In another Supreme Court case the agreement provided that the vendor after sale should account to the original vendee for any excess over the [75]*75amount due on the contract, and defendant, a third party, claimed that the agreement constituted an absolute sale with mortgage back. The Court said:

“In Rhode Island contracts, similar in terms to the one under consideration here, have been employed to a very large extent in the sale of certain classes of merchandise. The claim that such a contract was essentially a mortgage has not been urged, previously, before this Court. Although in the transaction the purchaser has obtained possession of the chattel, effect has been given to the dominant intention of the parties that the title should remain in the seller until payment of the purchase price in full, and the contract has been considered as one of conditional sale. Goodell vs. Fair-brother, 12 R. I. 233; Carpenter vs. Scott, 13 R. I. 447; Mosby vs. Goff, 21 R. I. 494.
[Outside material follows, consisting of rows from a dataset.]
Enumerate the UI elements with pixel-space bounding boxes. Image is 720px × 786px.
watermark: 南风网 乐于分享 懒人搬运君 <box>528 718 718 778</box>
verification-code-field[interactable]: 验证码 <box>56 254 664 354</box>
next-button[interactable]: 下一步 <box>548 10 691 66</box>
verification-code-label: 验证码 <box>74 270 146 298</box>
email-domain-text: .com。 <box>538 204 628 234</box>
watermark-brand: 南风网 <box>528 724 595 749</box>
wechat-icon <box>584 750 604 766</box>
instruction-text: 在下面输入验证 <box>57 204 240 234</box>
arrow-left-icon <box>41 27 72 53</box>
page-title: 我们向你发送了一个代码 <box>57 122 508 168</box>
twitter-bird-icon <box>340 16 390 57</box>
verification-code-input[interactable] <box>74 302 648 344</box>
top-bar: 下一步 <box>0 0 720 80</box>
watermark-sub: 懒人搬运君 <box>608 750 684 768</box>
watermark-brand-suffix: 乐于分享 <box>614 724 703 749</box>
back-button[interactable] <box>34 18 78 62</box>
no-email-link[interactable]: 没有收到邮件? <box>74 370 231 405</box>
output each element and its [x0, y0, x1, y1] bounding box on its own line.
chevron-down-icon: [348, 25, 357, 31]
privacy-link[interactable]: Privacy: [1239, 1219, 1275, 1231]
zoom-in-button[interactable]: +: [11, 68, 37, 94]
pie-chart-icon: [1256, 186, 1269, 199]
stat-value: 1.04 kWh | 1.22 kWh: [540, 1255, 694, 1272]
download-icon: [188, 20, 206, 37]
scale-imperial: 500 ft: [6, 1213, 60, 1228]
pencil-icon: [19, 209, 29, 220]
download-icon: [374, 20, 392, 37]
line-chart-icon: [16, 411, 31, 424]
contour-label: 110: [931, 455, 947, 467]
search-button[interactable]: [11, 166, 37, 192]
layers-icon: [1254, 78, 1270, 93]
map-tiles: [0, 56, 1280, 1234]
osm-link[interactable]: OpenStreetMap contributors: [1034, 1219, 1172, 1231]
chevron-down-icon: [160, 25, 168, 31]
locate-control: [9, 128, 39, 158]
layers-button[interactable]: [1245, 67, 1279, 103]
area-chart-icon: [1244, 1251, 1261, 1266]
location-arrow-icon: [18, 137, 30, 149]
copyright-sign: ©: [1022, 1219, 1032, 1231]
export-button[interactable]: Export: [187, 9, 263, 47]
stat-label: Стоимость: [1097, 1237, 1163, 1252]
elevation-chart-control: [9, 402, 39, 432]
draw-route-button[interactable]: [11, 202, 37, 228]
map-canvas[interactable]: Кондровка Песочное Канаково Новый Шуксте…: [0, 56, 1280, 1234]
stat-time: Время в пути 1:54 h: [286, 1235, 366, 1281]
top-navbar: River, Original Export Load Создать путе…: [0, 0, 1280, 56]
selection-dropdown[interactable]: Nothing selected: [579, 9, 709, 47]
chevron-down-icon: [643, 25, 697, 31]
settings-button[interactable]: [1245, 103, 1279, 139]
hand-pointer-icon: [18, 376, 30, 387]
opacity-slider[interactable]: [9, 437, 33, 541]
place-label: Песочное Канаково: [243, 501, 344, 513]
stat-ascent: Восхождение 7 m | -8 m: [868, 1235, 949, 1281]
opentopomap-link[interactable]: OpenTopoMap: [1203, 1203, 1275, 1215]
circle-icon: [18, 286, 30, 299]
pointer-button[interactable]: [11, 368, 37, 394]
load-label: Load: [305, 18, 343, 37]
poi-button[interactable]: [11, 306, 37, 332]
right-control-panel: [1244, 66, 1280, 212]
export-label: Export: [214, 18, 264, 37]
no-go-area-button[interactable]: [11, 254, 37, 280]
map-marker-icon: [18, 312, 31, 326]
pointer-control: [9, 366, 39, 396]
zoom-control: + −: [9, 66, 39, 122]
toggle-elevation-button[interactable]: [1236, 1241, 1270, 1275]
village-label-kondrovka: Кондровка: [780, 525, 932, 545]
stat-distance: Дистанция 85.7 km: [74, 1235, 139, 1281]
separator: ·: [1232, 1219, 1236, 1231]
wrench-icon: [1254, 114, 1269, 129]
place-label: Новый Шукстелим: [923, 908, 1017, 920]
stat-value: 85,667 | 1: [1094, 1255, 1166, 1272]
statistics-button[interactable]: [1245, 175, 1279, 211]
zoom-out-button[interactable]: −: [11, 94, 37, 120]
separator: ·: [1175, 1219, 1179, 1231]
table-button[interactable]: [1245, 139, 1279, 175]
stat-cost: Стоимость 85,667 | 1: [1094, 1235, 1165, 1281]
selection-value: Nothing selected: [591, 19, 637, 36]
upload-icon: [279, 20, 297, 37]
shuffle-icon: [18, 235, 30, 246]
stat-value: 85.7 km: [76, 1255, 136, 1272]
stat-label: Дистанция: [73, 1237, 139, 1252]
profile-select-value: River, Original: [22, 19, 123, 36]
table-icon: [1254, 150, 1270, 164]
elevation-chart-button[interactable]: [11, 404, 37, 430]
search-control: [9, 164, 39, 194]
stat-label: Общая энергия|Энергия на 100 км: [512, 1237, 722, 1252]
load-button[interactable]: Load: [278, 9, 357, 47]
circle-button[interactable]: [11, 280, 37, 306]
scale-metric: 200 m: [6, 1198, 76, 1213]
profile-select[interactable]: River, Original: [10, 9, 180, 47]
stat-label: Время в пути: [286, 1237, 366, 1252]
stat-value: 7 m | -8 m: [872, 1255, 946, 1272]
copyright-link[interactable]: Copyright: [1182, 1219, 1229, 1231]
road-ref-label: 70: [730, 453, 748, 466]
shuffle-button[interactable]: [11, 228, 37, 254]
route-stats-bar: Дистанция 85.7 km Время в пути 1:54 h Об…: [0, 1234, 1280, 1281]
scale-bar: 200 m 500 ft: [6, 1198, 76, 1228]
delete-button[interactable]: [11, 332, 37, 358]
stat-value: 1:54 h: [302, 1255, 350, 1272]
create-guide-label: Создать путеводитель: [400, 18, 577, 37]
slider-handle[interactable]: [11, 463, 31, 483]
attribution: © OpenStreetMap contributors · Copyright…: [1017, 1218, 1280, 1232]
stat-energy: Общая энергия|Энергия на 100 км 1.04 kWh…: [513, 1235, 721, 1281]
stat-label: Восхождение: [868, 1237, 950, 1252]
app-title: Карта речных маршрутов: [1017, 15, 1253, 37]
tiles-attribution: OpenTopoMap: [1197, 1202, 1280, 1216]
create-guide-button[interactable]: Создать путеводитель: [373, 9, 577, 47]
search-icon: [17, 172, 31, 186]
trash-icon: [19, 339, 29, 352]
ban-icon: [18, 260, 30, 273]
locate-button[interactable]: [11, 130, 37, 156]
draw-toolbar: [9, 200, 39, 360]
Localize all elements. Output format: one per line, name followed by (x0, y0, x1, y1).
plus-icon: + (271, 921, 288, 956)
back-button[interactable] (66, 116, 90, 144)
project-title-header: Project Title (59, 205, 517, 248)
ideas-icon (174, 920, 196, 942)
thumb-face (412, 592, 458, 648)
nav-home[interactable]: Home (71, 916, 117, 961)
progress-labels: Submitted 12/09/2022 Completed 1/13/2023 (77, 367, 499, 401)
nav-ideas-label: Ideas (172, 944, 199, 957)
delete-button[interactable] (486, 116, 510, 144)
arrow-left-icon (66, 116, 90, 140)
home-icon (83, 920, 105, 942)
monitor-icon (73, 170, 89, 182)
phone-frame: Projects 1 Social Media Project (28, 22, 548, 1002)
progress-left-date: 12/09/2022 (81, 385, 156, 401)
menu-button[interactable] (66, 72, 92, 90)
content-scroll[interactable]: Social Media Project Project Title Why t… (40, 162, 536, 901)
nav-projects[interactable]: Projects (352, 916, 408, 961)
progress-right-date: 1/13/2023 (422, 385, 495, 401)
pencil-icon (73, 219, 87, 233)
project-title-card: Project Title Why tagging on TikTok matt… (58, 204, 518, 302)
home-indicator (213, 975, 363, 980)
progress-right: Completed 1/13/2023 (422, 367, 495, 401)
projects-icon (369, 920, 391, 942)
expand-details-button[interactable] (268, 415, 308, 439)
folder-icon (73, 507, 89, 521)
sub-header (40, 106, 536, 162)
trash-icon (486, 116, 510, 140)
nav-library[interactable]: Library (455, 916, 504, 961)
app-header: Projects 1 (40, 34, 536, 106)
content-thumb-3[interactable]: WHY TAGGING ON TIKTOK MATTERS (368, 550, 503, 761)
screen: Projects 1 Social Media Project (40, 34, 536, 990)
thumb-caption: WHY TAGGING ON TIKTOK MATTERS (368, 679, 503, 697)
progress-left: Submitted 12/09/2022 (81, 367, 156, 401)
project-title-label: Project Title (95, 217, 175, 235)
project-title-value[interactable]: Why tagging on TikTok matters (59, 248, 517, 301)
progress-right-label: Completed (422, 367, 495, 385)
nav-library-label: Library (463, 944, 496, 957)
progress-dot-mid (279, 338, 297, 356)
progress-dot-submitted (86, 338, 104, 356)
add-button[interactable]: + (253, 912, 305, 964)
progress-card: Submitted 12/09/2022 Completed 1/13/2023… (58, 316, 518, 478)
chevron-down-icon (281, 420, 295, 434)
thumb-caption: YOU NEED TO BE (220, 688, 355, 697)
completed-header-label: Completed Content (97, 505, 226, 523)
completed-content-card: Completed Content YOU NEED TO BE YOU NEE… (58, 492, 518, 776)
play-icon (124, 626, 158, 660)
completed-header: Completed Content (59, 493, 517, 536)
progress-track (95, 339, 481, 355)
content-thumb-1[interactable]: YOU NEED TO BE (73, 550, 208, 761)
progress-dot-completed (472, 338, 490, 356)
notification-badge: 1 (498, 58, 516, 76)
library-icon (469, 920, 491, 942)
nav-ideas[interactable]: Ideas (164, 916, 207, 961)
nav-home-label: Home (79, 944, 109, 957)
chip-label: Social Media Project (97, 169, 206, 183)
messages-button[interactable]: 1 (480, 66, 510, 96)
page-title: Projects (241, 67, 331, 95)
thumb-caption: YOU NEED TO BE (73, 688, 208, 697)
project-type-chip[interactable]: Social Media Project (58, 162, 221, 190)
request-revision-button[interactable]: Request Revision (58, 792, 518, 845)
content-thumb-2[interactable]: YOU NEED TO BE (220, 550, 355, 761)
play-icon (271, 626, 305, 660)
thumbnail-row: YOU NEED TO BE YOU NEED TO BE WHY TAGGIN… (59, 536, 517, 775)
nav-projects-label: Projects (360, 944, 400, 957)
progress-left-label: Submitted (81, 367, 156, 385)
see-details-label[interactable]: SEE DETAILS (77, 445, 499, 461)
Under our law it is permissible for the seller of a chattel to impose the condition that title shall remain in him until the price is paid. In the absence of actual fraud, such condition will be enforced, as to third persons as well as between the parties, and the transaction will be regarded as a sale upon condition. * * * As to the contract before us there is no suggestion of fraud, and neither of the provisions pointed out by the defendant, nor any other contained in the contract, is inconsistent with the condition reserving title in the plaintiff.